GREEN OUR CITY…

We must green our cities to help combat climate change and promote well being.

I love Salisbury, it’s been my home city for most of my life and my children have grown up here. Its rural setting is a delight. We’ve swum in its rivers, walked its drove roads and woodlands, taken visitors to Stonehenge and the cathedral.

We also know there will be change in the next decades as the climate becomes unpredictable and we do know that it will be disruptive in different ways. Here in our low lying landscape, with its multiplicity of water courses and meadows, flooding is likely despite our council already considering steps it will take to alleviate this. Invasive pests are following climate change north which will threaten many of our most iconic plant species, such as oaks and plane trees. Our market square will be starkly bare without them.

There is huge anxiety about the effects of climate change. But all is not lost! There’s research that shows that if the biodiversity in a green space is higher it has a more positive impact on your mental health. So greening Salisbury will be good for all of us. It will have many other benefits, too. Taking action with other people can be fun. It will strengthen communities, and we will feel that we are not impotent, that there is plenty we can do.
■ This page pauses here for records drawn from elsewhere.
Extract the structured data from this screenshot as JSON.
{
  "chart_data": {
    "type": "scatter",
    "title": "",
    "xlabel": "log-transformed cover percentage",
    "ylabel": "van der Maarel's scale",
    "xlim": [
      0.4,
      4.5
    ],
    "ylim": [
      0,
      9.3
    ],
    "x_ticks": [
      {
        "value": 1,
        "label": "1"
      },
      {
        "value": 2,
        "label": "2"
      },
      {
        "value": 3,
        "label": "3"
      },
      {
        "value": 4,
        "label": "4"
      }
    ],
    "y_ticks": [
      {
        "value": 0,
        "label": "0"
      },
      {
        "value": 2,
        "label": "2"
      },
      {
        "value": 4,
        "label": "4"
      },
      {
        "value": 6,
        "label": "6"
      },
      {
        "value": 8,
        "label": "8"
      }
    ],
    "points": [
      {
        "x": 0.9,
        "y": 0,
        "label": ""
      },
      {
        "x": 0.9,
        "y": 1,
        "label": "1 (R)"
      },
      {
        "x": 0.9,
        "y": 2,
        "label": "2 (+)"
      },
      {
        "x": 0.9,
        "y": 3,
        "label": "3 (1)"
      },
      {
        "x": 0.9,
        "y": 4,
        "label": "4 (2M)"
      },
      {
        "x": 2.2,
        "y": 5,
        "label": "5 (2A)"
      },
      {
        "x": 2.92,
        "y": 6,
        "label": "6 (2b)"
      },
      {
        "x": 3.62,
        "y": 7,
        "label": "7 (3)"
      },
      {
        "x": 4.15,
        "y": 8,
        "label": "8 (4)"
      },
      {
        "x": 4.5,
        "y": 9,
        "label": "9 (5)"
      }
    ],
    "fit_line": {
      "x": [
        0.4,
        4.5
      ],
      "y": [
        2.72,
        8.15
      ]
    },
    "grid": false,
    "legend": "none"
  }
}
Salisbury council has planted many trees over the last few years and that is to be applauded. But more can and must be done.

A few years ago I was asked by the council to design planting for seven roundabouts on the ring road. This was to cover each roundabout with beautiful flowering plants and my brief was to choose plants which would increase biodiversity, improve air quality and make lawn maintenance (by oil fuelled lawn mowers) a thing of the past. Many of our trees in these roundabouts are nearing the end of their lives and young ones need to be planted for succession. These must be climate resilient species. Sadly, despite the best intentions, nothing has yet been done but imagine being able to enjoy butterflies and bees pollinating colourful flowers whilst waiting for the lights to change?

In Mediterranean countries trees line almost every street, offering shade from the sun and cooling the air. We must learn to do the same. Wouldn’t it be wonderful to have a row of flowering cherry trees down the centre of the High Street?

Over the years records of electricity cables and other utilities running beneath our streets may have been lost but this could be an opportunity to map them. And perhaps commuters hurrying to and from work would have their stress reduced by the green swathe of tall narrow trees along a central reservation, whilst tourists will be entranced by the bird and insect life.

Young plants are cheap to buy so I suggest that the eyesore which is the back of the City Hall could be clothed by self clinging Virginia creeper. It looks after itself, requiring no trellis or wires and won’t damage brickwork.

I have a fantasy in which wisteria trails from high wires across Fisherton Street, pruned by the wind, as in the wild, and passing buses. Maybe unrealistic but we must think creatively and joyfully to make the change we need.